Из-за спин рыцарей протиснулся хилый подросток в цветах дома Этраков, он вел в поводу осла. Старого, облезлого и запаршивевшего. Шут с удивлением понял, что аттракцион был спланирован заранее. 'Это кому же я так насолил? Графу Майре? Принцу? Ну да, у них обоих достанет подлости на такие затеи... В одиночку Тодрик не решился бы шутить подобным образом. Он пока еще боится брата...' Но Его Величество Руальд оставался далеко. А рыцари не желали больше ждать ни секунды.
- Садись, дурак! - Барх грубо толкнул Шута в спину и тот, чтобы не упасть, был вынужден вцепиться в холку осла. - Садись! Да держись крепче - мы быстро поскачем, и ты не должен от нас отстать! - смех оглушил его, и, пока Шут пытался устоять на ногах, кто-то набросил ему на плечи веревку, стянув ее так сильно, что он вскрикнул от боли. - Вперед! - рыцари хлестанули осла и сами, пришпорив коней, рванули в погоню за оленем. Шут с ужасом понял, что второй конец веревки, намертво врезавшейся в его плечи, держит один из всадников, несущихся впереди него, а другой привязал осла к седлу своей кобылы...
'Они убьют меня! О Боги, они хотят меня убить...', - упав на осла, он стиснул коленями несчастную скотину и закрыл глаза, чтобы не видеть, как мелькают по сторонам ветви деревьев. Одна из них сорвала с него шапку с бубенцами, другая больно хлестнула по лицу... Но это длилось недолго. Захрипев, осел пал, не продержавшись и нескольких минут, а Шут вылетел вперед и еще какое-то время собирал ухабы на лесной тропе, пока его мучитель - он так и не разглядел кто - не выпустил из рук веревку.
Время замедлилось...
Он смотрел на мокрую черную землю у себя перед носом... на мелкие камешки, обломок ветки с парой листков и большого муравья, который полз по ней... на собственные грязные пальцы... Отрешенно думал, что, должно быть, ночью здесь прошел дождь... Всюду лужи, они еще не высохли, несмотря на яркое солнце... Оно все такое же яркое, и муравей спешит по своим делам... Жизнь продолжается, а значит надо как-то вставать, идти назад в лагерь. Да только нет сил поднять голову... И руки почему-то трясутся, как у припадочного, а ноги совсем не держат...

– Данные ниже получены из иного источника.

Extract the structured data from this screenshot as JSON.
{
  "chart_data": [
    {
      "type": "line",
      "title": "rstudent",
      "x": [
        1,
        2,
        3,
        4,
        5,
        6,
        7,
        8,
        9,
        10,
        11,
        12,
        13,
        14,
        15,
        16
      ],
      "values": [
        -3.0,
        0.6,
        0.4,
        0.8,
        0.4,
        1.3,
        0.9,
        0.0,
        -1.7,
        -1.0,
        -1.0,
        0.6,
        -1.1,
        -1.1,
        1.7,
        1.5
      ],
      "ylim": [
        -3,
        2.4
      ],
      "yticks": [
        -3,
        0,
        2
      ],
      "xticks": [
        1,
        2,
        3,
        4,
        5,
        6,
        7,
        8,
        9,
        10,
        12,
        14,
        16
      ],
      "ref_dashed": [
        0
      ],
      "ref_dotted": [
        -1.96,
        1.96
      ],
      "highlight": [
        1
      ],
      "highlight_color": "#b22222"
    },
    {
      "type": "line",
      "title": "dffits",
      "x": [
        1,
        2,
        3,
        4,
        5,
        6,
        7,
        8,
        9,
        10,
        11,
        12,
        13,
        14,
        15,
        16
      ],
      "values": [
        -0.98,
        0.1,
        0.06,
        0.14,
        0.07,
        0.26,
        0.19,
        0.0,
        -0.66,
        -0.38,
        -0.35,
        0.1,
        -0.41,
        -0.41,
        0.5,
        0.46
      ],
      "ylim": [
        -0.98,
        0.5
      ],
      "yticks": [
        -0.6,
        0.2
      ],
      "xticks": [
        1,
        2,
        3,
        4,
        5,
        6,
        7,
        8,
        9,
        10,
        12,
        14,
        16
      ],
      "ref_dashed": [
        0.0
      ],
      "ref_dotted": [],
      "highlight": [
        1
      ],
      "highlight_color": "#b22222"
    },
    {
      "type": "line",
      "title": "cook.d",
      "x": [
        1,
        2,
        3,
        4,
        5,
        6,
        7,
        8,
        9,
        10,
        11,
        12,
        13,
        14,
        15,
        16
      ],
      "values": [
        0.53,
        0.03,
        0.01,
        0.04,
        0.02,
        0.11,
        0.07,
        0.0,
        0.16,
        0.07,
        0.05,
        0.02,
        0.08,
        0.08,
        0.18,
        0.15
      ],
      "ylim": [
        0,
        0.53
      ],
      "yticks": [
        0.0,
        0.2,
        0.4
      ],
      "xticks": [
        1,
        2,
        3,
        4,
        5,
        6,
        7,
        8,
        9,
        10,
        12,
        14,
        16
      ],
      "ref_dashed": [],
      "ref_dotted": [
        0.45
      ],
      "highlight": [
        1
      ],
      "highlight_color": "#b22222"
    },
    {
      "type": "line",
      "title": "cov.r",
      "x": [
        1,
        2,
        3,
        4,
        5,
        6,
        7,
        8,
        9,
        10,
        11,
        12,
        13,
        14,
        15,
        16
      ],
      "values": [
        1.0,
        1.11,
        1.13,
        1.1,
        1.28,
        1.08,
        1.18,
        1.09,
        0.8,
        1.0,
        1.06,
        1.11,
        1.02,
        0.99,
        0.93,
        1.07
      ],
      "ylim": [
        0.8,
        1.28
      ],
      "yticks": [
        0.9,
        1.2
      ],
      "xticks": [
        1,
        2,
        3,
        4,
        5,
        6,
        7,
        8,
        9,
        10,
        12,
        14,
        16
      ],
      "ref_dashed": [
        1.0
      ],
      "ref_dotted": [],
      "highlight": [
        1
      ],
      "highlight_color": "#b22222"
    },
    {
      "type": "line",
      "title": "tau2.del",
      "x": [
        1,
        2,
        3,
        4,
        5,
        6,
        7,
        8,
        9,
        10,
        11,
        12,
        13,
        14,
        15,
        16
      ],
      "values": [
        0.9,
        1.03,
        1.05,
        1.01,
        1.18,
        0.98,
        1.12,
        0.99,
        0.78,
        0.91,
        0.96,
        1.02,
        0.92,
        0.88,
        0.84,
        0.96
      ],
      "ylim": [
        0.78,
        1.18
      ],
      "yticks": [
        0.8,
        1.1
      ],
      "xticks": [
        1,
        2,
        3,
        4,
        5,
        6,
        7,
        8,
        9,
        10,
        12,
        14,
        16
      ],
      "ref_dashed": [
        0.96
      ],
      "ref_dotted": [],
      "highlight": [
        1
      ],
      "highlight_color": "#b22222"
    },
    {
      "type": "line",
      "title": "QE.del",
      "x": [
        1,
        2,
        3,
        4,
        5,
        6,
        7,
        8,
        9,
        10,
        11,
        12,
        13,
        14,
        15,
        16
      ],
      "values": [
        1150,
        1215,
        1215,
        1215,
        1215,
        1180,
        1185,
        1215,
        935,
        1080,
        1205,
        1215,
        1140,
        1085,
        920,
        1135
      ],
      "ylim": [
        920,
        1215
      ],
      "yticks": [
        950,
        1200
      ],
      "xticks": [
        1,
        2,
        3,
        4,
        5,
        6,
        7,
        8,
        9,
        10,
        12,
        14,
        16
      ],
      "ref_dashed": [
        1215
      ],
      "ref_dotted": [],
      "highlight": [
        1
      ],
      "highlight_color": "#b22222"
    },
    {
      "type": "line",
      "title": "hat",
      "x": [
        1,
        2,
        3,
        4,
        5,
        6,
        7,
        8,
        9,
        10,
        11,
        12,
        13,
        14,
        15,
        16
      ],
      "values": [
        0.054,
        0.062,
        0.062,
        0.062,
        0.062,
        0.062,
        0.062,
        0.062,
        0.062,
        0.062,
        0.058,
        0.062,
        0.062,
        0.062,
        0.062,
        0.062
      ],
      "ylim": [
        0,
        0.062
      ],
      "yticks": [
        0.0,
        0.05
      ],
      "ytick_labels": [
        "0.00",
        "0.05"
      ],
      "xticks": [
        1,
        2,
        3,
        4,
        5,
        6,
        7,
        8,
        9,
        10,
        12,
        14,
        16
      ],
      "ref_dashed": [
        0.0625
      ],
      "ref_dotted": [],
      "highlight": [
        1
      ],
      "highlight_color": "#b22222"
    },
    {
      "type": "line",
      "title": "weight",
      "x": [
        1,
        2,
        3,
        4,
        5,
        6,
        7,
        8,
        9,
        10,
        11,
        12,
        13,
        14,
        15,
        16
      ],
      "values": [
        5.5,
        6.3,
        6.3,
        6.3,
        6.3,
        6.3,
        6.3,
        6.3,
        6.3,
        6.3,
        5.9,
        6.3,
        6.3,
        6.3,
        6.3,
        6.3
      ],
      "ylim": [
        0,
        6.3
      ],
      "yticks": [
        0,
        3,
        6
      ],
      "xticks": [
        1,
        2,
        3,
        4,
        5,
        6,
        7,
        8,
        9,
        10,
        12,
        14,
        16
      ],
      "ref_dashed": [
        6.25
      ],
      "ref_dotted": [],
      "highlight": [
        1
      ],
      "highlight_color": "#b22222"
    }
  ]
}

В конце концов, он отполз в кусты и там сидел, пытаясь прийти в себя и унять дрожь, пока рог не возвестил о скором и успешном возвращении охотников. Отползать надо было подальше, но Шут понял это слишком поздно... Они не преминули отыскать его и убедиться, что дурак жив, разве только немного ушиблен и очень грязен. Неподобающе грязен для общества принца. По велению Тодрика рыцари подтащили Шута к озеру и долго смеялись, глядя, как Барх многократно окунал его, держа за шиворот: поднимал и снова, раз за разом, совал головой в холодную воду.
Шут не сопротивлялся. Он был не здесь. Он снова ехал в фургоне, снова видел как рожает Дала, Виртуоз бил его по лицу и приговаривал, что настоящий мужчина должен терпеть боль молча, если уж он не смог ее избежать... и кричала публика, а он шел по канату над пропастью, чтобы опять - в тысячный раз - сорваться в бездонную темноту...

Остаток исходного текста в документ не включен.